Humboldt Forum
Das Humboldt Forum: Architektur jenseits des Zeitlichen

Humboldt Forum, Süd- und Ostfassade | © SHF / Foto (Zuschnitt): Christoph Musiol
Warum wurde mitten in Berlin ein Barockschloss wiederaufgebaut? Was soll man von einem Neubau halten, der originalgetreu die Vergangenheit reproduziert? Autor Roberto Sassi versucht, diese und andere Fragen zur Architektur des umstrittenen Museumszentrums von Franco Stella zu beantworten.
Von Roberto Sassi
EIN GLEICHGEWICHT ZWISCHEN VERGANGENHEIT UND GEGENWART
Ein zentraler Vorwurf der Kritiker des Humboldt Forums lautet, dass der Bau in gewisser Hinsicht die zeitgenössische Architektur verraten hätte. Im Jahr 2007 kommentierte Architekt David Chipperfield – der die Gestaltung der James-Simon-Galerie und die Restaurierung des Neuen Museums übernommen hatte – die Entscheidung des Bundestags für den Nachbau des Schlosses so: „Mir wäre es am liebsten, ein Architekt würde eine aktuelle Interpretation der alten Schönheit anstreben. Ein moderner Bau in alten Proportionen wäre fantastisch.“ Tatsächlich hatte fünf Jahre zuvor auch die Expertenkommission „Historische Mitte Berlin“ für die Errichtung eines Gebäudes in derselben Größe wie das Hohenzollern-Schloss votiert, und zwar samt Rekonstruktion der drei von Andreas Schlüter gestalteten Barockfassaden aus dem frühen 18. Jahrhundert sowie des weitläufigen, nach ihm benannten Innenhofs. Darüber hinaus schlug die Kommission vor, den östlichen Flügel des Schlosses und den Palast der Republik – den leerstehenden ehemaligen Sitz des DDR-Parlaments – vorübergehend baulich zusammenzuführen.
DAS SCHLOSS UND DIE MUSEUMSINSEL
Die Befürworter der Rekonstruktion zitieren gern den Schriftsteller und Verleger Wolf Jobst Siedler: „Das Schloss lag nicht in Berlin – Berlin war das Schloss.“ Sie wollen damit die Bedeutung des Schlosses für die Geschichte Berlins betonen, laden zugleich aber zu einem ebenso schlagkräftigen Gegenargument ein: Im 20. Jahrhundert spielte die ehemalige Residenz der Hohenzollern im sozialen und kulturellen Leben der Stadt keine zentrale Rolle mehr. Doch auch dieser, wenngleich begründete, Einwand lässt einen wichtigen Aspekt außer Acht: In architektonischer Hinsicht lag das Schloss nach wie vor zentral. Um das zu erkennen, genügt ein Blick auf die andere Seite des Boulevards Unter den Linden.

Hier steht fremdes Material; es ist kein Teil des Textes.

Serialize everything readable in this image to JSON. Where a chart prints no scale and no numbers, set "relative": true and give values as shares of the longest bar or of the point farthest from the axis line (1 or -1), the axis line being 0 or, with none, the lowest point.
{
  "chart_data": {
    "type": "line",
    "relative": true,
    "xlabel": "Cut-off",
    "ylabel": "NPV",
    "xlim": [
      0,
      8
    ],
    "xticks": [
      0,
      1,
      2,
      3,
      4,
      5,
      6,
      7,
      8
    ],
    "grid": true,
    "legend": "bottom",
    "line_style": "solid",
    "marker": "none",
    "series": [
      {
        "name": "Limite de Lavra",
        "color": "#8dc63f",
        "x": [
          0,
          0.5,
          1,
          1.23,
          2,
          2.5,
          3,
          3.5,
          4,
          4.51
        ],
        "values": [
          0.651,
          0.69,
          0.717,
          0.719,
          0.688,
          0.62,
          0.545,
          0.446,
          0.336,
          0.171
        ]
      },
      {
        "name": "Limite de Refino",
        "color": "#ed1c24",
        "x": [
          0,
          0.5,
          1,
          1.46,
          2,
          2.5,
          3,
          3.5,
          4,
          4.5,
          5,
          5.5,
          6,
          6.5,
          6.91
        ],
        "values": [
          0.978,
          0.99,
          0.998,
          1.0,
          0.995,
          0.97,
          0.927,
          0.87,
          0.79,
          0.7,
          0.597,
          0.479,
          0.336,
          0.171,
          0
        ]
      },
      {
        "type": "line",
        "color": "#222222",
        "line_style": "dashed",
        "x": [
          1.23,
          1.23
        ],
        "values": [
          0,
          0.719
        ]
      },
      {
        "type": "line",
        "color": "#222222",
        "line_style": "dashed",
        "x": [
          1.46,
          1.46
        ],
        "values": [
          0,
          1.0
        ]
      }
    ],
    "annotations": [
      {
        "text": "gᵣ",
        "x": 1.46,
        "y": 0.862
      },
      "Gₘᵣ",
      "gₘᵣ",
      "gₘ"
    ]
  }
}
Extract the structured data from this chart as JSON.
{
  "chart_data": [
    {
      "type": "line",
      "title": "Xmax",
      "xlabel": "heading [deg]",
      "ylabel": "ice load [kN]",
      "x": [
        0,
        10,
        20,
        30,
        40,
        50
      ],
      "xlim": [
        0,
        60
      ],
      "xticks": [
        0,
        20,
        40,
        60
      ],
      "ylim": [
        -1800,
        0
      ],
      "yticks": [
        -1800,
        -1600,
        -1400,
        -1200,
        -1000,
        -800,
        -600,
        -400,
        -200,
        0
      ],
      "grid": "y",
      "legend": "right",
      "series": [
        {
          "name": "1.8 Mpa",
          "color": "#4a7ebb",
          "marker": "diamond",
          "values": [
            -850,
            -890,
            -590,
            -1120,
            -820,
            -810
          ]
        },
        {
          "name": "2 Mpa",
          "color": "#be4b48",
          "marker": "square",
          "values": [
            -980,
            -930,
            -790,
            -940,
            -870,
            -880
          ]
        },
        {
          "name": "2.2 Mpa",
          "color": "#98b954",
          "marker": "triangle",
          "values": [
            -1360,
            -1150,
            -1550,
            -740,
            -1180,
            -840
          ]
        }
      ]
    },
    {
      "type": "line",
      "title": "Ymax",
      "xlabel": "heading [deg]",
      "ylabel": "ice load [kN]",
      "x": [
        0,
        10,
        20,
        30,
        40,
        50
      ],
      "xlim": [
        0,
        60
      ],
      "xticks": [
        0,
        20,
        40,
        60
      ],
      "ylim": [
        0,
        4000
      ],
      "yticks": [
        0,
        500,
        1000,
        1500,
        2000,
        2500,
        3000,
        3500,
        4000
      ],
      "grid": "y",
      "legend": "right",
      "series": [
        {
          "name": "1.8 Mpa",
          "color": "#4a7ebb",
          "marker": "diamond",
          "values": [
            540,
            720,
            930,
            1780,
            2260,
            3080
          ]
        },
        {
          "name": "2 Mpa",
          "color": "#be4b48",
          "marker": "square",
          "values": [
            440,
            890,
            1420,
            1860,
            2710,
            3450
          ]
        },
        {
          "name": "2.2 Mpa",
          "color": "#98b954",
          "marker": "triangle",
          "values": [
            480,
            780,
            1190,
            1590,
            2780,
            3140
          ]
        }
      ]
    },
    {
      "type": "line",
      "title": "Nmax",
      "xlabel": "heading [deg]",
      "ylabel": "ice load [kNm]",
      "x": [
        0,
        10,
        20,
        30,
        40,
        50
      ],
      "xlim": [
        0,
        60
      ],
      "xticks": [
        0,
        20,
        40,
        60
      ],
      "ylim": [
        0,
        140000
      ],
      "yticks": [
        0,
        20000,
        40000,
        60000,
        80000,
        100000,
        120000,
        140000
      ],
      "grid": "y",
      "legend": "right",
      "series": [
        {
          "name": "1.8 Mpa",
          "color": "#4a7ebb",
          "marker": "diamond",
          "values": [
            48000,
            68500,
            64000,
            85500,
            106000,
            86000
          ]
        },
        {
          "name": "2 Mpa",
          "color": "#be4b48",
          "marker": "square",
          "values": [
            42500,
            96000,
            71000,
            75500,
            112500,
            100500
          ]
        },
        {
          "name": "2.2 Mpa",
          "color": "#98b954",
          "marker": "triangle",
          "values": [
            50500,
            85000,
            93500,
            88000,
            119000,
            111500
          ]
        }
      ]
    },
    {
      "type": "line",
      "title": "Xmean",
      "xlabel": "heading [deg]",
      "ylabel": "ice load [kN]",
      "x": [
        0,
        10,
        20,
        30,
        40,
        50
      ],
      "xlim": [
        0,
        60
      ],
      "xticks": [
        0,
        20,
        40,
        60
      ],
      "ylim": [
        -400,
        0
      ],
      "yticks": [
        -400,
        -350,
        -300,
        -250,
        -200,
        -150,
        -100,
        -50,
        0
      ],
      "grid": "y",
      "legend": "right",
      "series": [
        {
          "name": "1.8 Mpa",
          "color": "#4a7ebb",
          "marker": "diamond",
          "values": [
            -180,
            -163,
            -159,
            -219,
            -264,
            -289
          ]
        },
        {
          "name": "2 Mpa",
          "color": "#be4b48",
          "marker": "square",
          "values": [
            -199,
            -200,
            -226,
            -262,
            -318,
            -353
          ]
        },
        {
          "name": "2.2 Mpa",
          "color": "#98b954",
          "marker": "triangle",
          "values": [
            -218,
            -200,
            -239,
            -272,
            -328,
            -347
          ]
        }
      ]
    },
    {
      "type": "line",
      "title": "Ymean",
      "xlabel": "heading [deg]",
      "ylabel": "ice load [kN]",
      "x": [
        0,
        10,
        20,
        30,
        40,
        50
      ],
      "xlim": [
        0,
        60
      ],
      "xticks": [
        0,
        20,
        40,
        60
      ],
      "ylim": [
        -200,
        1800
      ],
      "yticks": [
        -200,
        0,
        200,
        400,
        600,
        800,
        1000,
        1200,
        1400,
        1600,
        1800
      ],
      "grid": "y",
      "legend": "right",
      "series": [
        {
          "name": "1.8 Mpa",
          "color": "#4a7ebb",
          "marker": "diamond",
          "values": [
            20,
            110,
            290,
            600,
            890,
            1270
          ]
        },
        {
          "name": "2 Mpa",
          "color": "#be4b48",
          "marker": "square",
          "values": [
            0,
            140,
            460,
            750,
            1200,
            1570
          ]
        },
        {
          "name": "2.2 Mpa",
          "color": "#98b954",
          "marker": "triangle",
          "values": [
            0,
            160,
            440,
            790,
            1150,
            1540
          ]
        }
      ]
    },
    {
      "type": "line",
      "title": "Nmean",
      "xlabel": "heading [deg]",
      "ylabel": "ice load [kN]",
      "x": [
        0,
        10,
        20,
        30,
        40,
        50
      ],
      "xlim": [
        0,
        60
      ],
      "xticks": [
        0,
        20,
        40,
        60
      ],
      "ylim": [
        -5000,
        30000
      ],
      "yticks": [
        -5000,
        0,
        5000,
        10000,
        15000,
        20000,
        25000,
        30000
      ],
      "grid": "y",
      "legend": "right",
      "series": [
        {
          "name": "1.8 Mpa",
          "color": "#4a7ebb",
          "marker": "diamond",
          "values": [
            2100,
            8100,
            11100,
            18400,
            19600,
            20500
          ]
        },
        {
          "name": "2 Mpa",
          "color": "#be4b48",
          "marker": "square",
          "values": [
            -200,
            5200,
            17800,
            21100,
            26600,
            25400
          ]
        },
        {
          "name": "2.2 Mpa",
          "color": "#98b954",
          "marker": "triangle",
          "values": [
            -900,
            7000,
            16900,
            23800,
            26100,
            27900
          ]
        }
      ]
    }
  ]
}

ZEITGENÖSSISCHE ARCHITEKTUR ODER NICHT?
Der Entwurf von Franco Stella steht in enger Beziehung zu den umliegenden Museen. In einem im Online-Magazin des Humboldt Forums veröffentlichten Artikel erläutert der Kunsthistoriker Horst Bredekamp, inwiefern dieses Verhältnis nicht nur mit der Architektur, sondern auch mit der Perspektive und dem Strom der Besucher, ja mit der Stadt im engeren Sinn, zu tun hat: Durch die Portale der Passage und des Schlüterhofs sieht und erreicht man das Alte Museum beziehungsweise die Alte Nationalgalerie. Aus diesem Grund lädt Bredekamp dazu ein, das von Stella entworfene Gebäude nicht als Schloss oder als Palast zu betrachten, sondern als einen neuen Stadtteil Berlins, der in Beziehung zu seiner Umgebung steht.